The Pitch: The Umbrella Academy is not a subtle show. Characters outwardly express both what’s happening on screen and their feelings about it. The cinematography calls constant attention to itself with aerial shots and CGI camera maneuvers to glide us around stately mansions and old-fashioned hotels. In one episode of the show’s third season, “Cat’s in the Cradle” plays as an ironic musical accompaniment for a spoof on a father-and-son bonding montage. There are somehow needle drops more obvious than that.
That The Umbrella Academy is a show that, in a way, serves as its own audio description, might be more of a liability were it not for its characters, both the core of ne’er-do-well estranged adopted Hargreeves super-siblings as well as the many beings they get to know. Watching this show means accepting that things can change irrevocably only to go back to how they were not even an episode later. This can admittedly diminish the emotional impact of would-be devastating moments. But the show, to its credit, has characters who are compelling for who they are, not for what happens to them.
Season 3 of the Netflix series generally delivers what viewers have come to expect: space-time continuum fuckery and dialogue that’s equal parts snark and sincerity. Once again, the world is about to end and our dysfunctional heroes can barely keep a family meeting on track, let alone come up with a plan to save the world.
About Viktor: This time around, a shift in the timeline means the Hargreeves return to find their home is now The Sparrow Academy and that their father opted to adopt and mold a different group of gifted children (and one floating, glowing cube). Among these is deceased Hargreeves brother Ben, played by Justin H. Min, who seems to relish the opportunity to swap playing conscience for his siblings for nose-in-the-air priggishness.
But the greatest change the show has undergone up to this point wasn’t some convoluted plot turn involving alternative timelines. Rather, it came from a cast member’s coming out. On December 1, 2020, four months after the second season of The Umbrella Academy dropped on Netflix, star Elliot Page introduced himself and became arguably the world’s most famous transgender man in the process.

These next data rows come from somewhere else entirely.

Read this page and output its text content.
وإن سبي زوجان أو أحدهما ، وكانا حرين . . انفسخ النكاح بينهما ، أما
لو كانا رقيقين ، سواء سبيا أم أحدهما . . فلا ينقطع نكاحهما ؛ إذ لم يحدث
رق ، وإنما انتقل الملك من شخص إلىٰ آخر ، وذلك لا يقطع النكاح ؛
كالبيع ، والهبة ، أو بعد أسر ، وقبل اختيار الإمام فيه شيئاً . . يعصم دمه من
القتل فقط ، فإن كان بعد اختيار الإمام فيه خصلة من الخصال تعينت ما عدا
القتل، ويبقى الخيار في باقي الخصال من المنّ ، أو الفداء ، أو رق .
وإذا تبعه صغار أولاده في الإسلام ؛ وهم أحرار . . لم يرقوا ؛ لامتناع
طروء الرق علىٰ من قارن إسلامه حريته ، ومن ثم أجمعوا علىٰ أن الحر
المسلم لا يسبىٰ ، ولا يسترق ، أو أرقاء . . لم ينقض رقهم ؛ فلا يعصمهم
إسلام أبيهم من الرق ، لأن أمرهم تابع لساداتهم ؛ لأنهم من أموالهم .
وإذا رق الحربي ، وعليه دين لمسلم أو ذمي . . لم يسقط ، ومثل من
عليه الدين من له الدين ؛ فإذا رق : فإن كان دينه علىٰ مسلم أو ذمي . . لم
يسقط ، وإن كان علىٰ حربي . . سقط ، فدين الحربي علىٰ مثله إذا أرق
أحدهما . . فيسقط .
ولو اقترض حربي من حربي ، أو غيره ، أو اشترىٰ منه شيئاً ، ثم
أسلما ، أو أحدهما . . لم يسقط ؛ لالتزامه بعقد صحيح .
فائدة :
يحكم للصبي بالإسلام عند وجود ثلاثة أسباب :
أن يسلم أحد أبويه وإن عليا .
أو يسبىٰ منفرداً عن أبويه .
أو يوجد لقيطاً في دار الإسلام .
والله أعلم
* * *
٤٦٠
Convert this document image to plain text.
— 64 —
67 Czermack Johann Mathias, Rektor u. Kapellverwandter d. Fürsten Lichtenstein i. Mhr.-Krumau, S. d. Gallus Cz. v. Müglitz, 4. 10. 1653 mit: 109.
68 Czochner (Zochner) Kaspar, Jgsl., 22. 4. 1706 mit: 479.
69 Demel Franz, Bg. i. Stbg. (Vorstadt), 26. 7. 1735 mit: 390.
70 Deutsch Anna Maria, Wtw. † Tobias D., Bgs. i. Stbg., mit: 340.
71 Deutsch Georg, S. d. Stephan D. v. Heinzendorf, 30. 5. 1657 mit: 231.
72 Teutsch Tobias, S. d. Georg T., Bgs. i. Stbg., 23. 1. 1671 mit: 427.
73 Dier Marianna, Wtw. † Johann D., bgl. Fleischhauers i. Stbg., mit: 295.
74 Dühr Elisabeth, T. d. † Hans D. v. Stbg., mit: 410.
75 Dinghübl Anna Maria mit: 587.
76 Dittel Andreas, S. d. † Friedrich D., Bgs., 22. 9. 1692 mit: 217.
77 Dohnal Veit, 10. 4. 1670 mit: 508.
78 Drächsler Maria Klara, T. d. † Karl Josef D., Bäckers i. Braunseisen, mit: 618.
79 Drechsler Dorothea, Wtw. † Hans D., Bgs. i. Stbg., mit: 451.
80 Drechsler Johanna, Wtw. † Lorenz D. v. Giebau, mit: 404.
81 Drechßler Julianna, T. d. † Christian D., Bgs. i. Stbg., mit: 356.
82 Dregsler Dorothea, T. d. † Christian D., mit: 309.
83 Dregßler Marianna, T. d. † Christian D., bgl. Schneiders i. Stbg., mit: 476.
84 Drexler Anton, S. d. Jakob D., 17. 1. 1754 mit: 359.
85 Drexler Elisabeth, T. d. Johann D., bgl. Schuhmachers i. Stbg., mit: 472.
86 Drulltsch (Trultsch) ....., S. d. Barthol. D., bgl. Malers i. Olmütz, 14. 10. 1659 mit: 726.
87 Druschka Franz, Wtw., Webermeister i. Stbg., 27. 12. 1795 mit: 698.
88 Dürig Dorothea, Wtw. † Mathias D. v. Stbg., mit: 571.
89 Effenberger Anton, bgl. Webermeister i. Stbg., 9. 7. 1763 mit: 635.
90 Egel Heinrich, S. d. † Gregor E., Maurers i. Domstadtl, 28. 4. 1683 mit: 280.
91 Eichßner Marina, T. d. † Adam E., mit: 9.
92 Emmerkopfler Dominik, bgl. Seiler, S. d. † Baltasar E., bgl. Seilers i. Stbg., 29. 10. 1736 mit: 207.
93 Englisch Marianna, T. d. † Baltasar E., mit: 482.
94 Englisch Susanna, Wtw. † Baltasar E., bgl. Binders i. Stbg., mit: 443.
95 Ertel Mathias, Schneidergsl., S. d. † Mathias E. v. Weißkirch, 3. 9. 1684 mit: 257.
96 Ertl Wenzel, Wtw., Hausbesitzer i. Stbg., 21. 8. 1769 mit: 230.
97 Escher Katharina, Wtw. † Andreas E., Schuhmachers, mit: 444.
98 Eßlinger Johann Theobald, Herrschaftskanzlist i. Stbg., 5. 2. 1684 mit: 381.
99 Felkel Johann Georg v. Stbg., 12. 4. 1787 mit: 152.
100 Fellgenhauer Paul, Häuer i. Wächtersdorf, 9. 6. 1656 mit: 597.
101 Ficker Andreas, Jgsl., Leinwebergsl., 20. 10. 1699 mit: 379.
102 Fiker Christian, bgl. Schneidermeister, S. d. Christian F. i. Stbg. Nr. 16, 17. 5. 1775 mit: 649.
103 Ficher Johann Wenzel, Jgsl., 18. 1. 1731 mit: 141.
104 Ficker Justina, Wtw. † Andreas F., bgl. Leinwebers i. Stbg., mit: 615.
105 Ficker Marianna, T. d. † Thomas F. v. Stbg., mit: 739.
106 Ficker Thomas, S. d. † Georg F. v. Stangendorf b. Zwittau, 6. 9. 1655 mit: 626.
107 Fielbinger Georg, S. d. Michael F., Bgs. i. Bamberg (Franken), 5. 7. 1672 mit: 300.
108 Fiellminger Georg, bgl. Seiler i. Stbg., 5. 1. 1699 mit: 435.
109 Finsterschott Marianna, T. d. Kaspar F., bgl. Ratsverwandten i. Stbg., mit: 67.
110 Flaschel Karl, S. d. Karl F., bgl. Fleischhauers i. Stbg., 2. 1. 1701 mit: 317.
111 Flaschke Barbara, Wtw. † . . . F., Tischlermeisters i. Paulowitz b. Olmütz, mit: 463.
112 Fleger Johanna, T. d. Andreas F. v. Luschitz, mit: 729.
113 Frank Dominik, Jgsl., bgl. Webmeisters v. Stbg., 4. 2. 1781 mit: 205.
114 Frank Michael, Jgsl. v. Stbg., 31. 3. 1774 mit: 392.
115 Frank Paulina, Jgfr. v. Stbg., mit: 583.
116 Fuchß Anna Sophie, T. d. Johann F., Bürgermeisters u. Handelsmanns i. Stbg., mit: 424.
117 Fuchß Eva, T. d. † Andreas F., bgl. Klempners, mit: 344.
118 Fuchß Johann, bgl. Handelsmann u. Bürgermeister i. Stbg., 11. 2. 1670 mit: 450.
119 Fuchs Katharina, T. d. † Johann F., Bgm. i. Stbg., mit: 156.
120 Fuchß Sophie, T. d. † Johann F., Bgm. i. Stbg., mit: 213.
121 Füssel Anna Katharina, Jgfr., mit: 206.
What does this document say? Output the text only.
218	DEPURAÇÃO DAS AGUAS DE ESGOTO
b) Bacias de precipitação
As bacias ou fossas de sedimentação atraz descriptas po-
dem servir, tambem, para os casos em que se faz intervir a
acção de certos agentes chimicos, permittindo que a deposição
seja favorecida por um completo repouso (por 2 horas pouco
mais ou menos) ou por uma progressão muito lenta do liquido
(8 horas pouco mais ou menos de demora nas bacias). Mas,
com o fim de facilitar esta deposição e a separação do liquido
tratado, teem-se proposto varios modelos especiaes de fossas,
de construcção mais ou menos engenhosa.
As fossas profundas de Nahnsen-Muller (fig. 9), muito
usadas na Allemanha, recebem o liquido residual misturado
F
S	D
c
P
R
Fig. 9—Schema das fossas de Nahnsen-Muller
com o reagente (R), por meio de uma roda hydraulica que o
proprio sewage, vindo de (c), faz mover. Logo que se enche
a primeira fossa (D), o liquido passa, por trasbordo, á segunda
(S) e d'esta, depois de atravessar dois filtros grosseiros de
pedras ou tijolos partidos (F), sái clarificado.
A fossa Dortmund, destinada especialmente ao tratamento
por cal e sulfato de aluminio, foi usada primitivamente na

It wasn’t until March of this year that the news was official: Enter Viktor Hargreeves, along with the show’s reality dealing with a shakeup more relatable — and sensitive — than the kinds it usually deals with. If there was ever a time for The Umbrella Academy to embrace subtlety, this was it. And while many characters and their respective journeys on this show have grabbed my attention, none can compare to learning where the man we’ll come to know as Viktor came from.
While there are some issues with the third season of The Umbrella Academy, how Viktor’s transition is handled is not one of them. There’s always room for critique, of course, but the show still manages to take something perceived as a tricky subject and succeeds by not making it any more complicated than it actually is. Viktor reintroduces himself to his family, they accept, and the show continues the status quo of quips about paradoxes and whatnot. It embraces Viktor without betraying itself.
It also doesn’t betray the other characters by not portraying their reactions, letting things play out in a way that feels true to the show’s reality and ours. As a plotline, Viktor’s coming out is hardly the primary or even secondary focus of Season 3. But its impact persists throughout the season and will continue for as long as Page is part of the show.
It must be understood that Viktor’s transness is an essential part of his identity, but it’s not the only part. So far, The Umbrella Academy has tackled this extremely delicate matter in an admirable way, likely helped in no small part by Page’s consultation and experiences. Hopefully, the bar keeps getting raised, by it and other series that may follow its example.